In April, Daniels, one of the highest-paid city managers in California with a total annual compensation package exceeding $300,000, sought to leave Desert Hot Springs, applying for the position of county administrator position in Clackamas County in Oregon. He was selected as one of three finalists in the competition for that position and as the interview process advanced, Daniels maintained a cover story to the effect that he was merely vacationing in Oregon, where he was raised and attended college. At the final stages of the Clackamas County selection process at the end of June, it appeared that Daniels had the job and it then became publicly known that he was gearing up to leave Desert Hot Springs. Daniels’ move to Oregon fell through, however, when Donald Krupp, one of the other two finalists, was given the county administrator’s post last week.
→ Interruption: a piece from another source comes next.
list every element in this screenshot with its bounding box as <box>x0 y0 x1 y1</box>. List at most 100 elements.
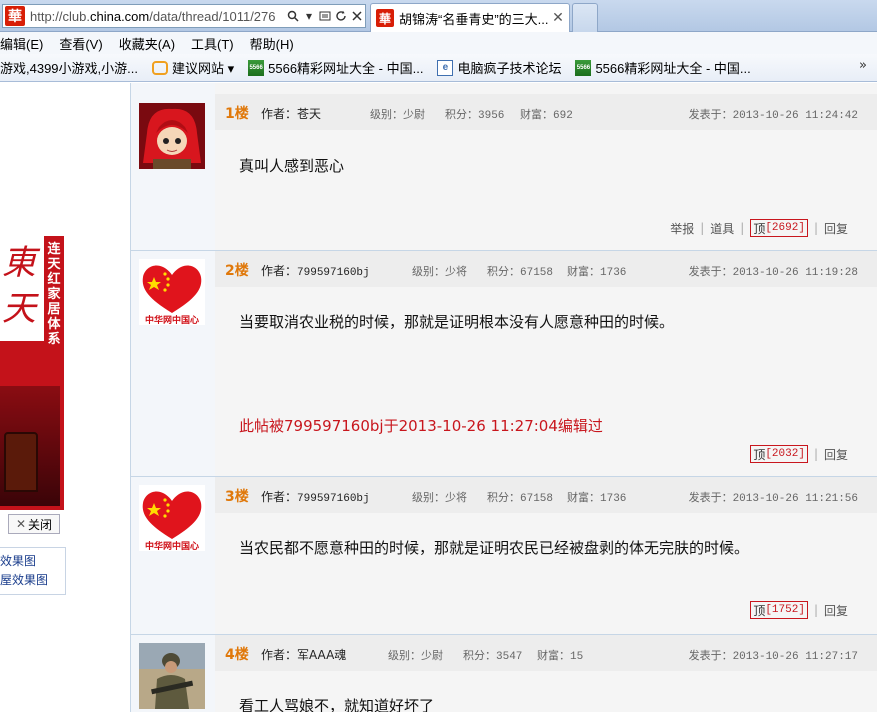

According to Needles City Clerk Dale Jones, Daniels was offered the position of Needles city manager but the terms of the hiring were not fully specified. Jones said negotiations between the Needles  city manager search committee, consisting of council members Linda Kidd, Jim Lopez and Tom Darcy were yet ongoing and that she anticipated a contract would be ready for the full council to vote on at its August 13 meeting.
It would appear that Daniels will be taking a substantial pay cut if he comes to Needles. The budgeted range for the city manager in Needles is $129,000 to $132,000 per year. Brownlee, who was elevated into a caretaker city manager post in 2010 when previous city manager Bill Way’s contract was not extended, is not paid according to that schedule, however, and receives $50.47 per hour based on furlough-truncated annual hours of 1,976. All employees in Needles are required to take furloughs. Brownlee’s annual salary is therefore $99,728.72. If the furloughs were to be discontinued and he were to work a full 2080-hour work year, he would be earning $104,977.60 per annum.
Brownlee was the city’s assistant city manager and utilities service manager at the time he was upgraded to acting city manager.
Brownlee’s current contract runs from June 1 of this year through May 31, 2014. The terms of that contract give him retreat rights to return to being a city employee with the title of assistant city manager/utilities general manager.
Multiple attempts to reach Daniels at his Desert Hot Springs office were unsuccessful.